Tate Britain Collection
Tate Britain is one of the most visited art galleries in the world. Visitors are attracted by its fantastic collection of British art and the largest collection of artworks by J.M.W. Turner and large art shop, as well as temporary exhibitions which always offer something new.
Like it name suggests, it is a part of the Tate gallery network and is the oldest of all Tate galleries. It opened to public in 1897 as the National Gallery of British Art but it soon came to called after its founder – Sir Henry Tate. In 1932, its name was thus changed to include “Tate”. Until 2000, it was called simply the Tate Gallery. In the same year, its contemporary art collections were moved to the newly opened Tate Modern. The old gallery which retained the collection of British art was therefore renamed Tate Britain to distinguish it from the new gallery in the Tate network.
The Most Comprehensive Collection of British Art
Tate Britain holds a collection of an estimated 70,000 artworks by over 3,000 artists from the early 16th century to the present day but its collection continues to grow on a regular basis. As mentioned earlier, it is home to the most comprehensive collection of artworks by J.M.W. Turner as visitors have access to hundreds of works by the artist from both its own and other collections. In addition to having the richest collection of British art, both historical and contemporary, Tate Britain also owns some of the greatest masterpieces of international modern and contemporary art.
Highlights of Tate Britain Collection
With so many masterpieces, choosing highlights of Tate Britain collection is everything but easy.
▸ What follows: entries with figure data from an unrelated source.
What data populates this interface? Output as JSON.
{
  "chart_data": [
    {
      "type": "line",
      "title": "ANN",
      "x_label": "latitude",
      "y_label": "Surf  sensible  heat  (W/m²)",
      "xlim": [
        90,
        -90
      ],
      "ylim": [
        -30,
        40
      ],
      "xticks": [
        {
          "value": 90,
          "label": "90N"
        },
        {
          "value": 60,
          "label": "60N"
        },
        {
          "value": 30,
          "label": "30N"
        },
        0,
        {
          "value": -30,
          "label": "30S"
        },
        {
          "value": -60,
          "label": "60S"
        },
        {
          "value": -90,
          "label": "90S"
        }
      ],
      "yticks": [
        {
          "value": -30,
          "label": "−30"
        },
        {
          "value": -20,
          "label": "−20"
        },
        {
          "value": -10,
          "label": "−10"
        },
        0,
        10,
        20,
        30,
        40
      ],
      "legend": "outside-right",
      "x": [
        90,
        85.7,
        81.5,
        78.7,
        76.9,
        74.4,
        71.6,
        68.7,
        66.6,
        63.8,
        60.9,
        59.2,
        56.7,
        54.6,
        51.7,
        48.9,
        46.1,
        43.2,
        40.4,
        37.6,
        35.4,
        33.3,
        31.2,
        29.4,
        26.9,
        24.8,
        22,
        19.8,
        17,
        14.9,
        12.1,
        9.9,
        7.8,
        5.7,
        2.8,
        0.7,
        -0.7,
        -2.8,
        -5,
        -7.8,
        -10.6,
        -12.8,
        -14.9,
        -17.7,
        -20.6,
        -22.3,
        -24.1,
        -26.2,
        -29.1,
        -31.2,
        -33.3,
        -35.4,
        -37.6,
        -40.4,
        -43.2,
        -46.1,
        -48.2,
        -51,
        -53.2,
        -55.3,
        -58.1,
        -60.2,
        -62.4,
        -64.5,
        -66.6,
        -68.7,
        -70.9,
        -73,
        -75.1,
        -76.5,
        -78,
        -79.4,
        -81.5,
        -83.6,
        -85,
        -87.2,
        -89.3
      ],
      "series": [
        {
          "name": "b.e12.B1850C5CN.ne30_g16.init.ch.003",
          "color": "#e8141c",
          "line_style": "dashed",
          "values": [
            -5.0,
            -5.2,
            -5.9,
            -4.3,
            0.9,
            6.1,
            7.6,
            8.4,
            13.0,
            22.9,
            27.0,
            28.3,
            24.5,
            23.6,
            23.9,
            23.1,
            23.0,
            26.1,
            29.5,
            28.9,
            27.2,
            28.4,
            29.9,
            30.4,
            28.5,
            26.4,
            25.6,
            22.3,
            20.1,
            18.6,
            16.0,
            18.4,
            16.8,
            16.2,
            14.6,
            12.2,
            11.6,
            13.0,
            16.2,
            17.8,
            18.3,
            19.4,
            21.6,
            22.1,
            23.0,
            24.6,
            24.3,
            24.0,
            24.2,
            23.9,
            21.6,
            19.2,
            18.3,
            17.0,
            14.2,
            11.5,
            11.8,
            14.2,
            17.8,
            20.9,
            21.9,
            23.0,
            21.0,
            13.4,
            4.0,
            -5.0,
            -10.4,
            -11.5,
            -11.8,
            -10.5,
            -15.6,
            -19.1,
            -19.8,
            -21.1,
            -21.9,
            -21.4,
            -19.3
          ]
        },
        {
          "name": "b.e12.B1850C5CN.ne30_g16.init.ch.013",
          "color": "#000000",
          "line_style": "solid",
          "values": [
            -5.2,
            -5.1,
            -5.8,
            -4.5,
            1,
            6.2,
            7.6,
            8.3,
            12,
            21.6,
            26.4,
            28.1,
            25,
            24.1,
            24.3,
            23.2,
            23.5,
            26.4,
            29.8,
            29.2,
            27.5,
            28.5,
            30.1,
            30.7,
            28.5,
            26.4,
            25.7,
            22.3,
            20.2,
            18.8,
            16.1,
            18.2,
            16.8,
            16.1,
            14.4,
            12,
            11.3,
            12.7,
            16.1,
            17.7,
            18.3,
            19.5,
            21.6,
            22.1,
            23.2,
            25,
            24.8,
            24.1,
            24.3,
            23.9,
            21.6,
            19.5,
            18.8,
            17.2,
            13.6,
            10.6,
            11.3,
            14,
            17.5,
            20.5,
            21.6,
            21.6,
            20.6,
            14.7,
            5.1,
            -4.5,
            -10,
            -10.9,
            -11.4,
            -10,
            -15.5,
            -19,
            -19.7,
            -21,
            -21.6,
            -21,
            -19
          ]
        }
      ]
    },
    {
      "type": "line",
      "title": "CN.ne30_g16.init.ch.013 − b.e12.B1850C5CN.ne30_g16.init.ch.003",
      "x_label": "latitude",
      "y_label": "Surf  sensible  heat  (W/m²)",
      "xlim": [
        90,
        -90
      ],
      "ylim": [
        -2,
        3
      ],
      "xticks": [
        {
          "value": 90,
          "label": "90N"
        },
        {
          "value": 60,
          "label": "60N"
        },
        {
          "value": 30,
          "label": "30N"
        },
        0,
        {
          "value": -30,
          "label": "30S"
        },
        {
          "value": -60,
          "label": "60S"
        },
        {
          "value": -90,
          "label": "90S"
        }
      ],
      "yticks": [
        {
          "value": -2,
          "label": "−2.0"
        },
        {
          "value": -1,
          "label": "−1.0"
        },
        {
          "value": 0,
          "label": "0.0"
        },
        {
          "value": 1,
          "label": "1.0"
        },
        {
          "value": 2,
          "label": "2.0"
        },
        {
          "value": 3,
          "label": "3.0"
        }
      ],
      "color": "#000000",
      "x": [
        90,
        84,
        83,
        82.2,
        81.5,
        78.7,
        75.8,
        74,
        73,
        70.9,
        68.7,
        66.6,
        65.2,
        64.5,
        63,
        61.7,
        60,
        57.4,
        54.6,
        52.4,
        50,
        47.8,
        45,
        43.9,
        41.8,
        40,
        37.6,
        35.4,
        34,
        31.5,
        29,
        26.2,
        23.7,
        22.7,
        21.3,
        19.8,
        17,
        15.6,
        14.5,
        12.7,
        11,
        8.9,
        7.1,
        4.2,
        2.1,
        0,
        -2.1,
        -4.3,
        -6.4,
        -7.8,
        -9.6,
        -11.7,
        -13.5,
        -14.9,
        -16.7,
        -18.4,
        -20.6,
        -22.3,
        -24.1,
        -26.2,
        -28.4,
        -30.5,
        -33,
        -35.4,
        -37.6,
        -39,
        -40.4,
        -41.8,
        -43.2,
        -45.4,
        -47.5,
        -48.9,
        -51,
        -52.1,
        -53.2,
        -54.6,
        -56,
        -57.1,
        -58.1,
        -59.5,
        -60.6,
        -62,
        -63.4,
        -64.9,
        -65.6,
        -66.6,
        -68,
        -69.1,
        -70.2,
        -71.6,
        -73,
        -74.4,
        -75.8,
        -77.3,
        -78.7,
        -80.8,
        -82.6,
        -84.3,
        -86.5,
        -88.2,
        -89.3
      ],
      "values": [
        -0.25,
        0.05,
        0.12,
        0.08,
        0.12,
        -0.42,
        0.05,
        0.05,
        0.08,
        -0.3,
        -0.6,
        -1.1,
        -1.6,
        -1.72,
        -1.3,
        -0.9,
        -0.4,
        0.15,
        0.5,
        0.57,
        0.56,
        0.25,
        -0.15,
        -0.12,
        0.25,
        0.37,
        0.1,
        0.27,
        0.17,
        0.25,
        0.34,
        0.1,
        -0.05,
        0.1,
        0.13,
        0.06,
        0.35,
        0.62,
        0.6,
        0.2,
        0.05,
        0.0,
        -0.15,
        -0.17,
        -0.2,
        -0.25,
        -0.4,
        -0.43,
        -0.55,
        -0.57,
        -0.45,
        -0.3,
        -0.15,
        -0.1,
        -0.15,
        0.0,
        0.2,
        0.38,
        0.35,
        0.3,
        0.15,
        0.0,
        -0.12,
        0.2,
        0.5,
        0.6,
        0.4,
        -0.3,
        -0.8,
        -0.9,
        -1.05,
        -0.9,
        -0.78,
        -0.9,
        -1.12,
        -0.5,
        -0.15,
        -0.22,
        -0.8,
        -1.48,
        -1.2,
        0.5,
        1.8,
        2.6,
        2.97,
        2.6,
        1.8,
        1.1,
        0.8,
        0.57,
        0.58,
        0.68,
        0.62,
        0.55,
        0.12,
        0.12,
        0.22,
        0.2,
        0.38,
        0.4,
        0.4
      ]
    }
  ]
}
Listed below are therefore only a few of many fine artworks that are on display at Tate Britain:
“The Lady of Shalott” by John William Waterhouse, “A Bigger Splash” by David Hockney, “Three Studies for Figures at the Base of a Crucifixion” by Francis Bacon, “Carnation, Lily, Lily, Rose” by John Singer Sargent, “The Fairy Feller’s Master-Stroke” by Richard Dadd, “Recumbent Figure” by Henry Moore, “Snow, Storm: Hannibal and his Army Crossing the Alps” by J.M.W. Turner, “Flatford Mill” by John Constable, “Merry-Go-Round” by Mark Gertler, “Pelagos” by Dame Barbara Hepworth, “The Cholmondeley Ladies”, “Newton” by William Blake, “The Painter and his Pug” by William Hogarth, and “Cookmaid with Still Life of Vegetables and Fruit” by Sir Nathaniel Bacon.